In 1936, Ralph von Koenigswald announced the discovery of a fossil cranium from a very young child outside the village of Perning, near the city of Surabaya, in East Java. Unlike most of the fossil hominids from Java, the cranium of Modjokerto reportedly was recovered in situ. Recent dating of the specimen, using the new 40Ar/39Ar dating method, places Modjokerto at 1.81 million years ago. This is puzzling given that the earliest Homo erectus from Africa are placed roughly at the same date.
Assuming that early hominid skulls matured at the same rate as modern humans, the cranium of Modjokerto is that of a 4- to 6-year-old. It is nearly complete but is missing most of the face and parts of the base. It has a very small cranial capacity of approximately 650 cubic centimeters. If the child had survived into adulthood, the brain case would have grown to approximately 700 to 750 cubic centimeters.
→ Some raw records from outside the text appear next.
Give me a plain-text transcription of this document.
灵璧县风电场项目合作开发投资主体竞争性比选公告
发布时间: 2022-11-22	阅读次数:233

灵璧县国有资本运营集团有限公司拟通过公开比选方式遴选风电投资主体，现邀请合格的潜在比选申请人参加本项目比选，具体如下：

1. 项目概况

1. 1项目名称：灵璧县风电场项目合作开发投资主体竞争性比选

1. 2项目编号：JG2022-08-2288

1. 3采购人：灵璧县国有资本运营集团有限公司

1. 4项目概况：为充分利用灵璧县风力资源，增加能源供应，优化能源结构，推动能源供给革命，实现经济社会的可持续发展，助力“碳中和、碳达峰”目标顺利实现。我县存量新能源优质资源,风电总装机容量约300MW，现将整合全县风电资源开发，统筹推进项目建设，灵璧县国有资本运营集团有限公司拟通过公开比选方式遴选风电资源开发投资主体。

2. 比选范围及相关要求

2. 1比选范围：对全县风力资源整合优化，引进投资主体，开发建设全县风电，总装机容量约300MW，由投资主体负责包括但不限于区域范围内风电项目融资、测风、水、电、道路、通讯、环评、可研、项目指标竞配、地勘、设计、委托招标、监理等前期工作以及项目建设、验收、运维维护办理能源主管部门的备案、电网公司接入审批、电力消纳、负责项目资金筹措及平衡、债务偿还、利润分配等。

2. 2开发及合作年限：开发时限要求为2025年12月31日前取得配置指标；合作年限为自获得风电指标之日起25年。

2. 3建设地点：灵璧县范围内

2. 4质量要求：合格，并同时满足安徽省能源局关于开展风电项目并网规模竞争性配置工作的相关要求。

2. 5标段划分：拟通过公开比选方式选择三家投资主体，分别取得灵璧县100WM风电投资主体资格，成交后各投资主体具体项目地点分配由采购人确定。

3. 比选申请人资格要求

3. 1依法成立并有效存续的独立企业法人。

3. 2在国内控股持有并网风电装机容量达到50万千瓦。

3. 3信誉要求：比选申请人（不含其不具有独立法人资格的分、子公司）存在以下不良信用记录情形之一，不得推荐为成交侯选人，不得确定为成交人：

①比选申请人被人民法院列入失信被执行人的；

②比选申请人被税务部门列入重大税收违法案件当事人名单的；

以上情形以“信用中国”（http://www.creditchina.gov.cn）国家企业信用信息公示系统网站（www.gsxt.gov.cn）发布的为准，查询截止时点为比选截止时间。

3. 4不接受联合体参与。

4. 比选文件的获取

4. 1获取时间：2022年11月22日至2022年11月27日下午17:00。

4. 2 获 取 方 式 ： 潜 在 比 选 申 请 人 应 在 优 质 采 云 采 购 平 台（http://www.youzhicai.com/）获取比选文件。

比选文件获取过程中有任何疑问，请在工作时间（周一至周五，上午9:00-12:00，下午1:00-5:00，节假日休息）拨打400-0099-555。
Based on the immature physical characteristics, von Koenigswald initially considered this specimen to be a new species that he named Homo modjokertensis, whereas Cora DuBois regarded it as a youthful representative of Ngandong Man.
Given its young age, the anatomical characteristics that would positively identify the species of the Modjokerto child had not yet developed. However, some beginnings of a H. erectus cranium can be seen, including a small but projecting brow ridge, strong postorbital constriction, nucal torus, angled occiput (between the occipital and nuchal planes), and spongy bone development at the cranial base. Most of these features can be found on the juvenile H. erectus specimen (WT 15000) from East Africa.
If the date of 1.81 million years ago is correct, the Modjokerto child is the oldest hominid that has been found so far in Asia. Given the very early date and the lack of distinct morphological features, this cranium could be from an earlier hominid.